To make up for the disappointment, we bought an ethical jar of dulce de leche instead, and tried to make cookies, from this recipe. They didn’t quite turn out as I expected, being rather flat and soft, but they still taste good, albeit so sweet that I can barely manage to eat a couple at once. Not surprising, given the huge amount of sugar in each one.

Cookie ingredients

Cookie mixture

Cookie mixture

Fresh-baked cookies

Sandwiching cookies

Sandwiching cookies

Dulce de leche sandwich cookies

A quick redaction of the recipe, the way we did it: take 230g of butter, chop it up, and beat it until it’s soft. Open your jar of dulce de leche and taste some just to make sure it’s not off or something. Beat 3/4 cup of light brown sugar and 1/2 cup of granulated sugar into the butter, then add 3/4 cup of dulce de leche, assuming you can scrape it out of your measuring cup, and beat that in too, until the mixture is light and fluffy. Lick your cups clean, and your fingers, and anything else the stuff has stuck to. Add 2 eggs, mixing them in one by one, before sifting 2 1/2 cups of flour, half a teaspoon of salt and a teaspoon of bicarb into the mixture. Rest the dough for a few minutes before putting teaspoon-sized balls of it onto baking trays lined with greaseproof paper, and bake at 160 degrees for 12-14 minutes. Let the cookies cool for 5 minutes before removing them from the baking tray; then when they are properly cold, carefully pair your cookies up into matching-sized pairs before using the last of the dulce de leche – if you have enough left – to sandwich the pairs together. Yum.

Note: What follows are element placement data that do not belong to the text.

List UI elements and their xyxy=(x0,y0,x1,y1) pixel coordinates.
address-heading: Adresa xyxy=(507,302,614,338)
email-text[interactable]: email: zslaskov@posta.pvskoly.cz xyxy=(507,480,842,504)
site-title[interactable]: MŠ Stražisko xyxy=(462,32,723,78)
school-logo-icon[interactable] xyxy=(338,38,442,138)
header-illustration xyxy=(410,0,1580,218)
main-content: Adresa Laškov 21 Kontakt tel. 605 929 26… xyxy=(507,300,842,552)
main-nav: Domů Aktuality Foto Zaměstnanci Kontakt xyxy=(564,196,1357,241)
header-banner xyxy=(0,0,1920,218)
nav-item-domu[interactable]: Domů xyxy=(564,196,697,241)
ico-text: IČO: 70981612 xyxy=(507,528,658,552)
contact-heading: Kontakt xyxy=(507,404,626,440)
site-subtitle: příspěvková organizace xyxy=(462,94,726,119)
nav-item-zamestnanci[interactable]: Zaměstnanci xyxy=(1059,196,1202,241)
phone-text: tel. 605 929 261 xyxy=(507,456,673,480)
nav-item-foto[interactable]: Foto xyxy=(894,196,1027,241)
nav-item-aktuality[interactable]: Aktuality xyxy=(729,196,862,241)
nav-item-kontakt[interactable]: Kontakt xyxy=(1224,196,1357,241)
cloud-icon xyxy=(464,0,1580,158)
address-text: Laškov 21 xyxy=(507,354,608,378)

* and the only post code district left in the country that’s free of the Mighty Tesco

Joke of the week (part two)

In which a classic joke has a happy ending

“My dog’s got no nose.”

“Haven’t we been through this?”

“Shush. My dog’s got no nose.”

“How does he smell?”

Well, funny you should ask that. We’ve just joined this scheme called Smelling-Nose Dogs. You know how, in America, guide dogs are called seeing-eye dogs? My dog with no nose now has his own guide dog, who goes around, sniffs things, guides him away from odorous obstacles and generally lets him in on all the latest dog-gossip.* And it’s given him a whole new lease of life! He’s happy, and bouncy, and has a shiny coat!** He’s always bounding around and eager for his smelling-nose dog and him to go for a walk together. Completely unlike how he used to be, always moping in his basket unable to smell anything.”

“That’s nice.”

“Yes, it’s really done him the world of good.”

“Still not very funny, though.”

“Er, no.”

* You know – which dogs have urinated on which lamp-posts and that sort of thing. Which is, I’m told, very important information for dogs.

** Not that that has much to do with anything. Maybe I should be a copywriter for Evil Nestlé’s dog-food arm.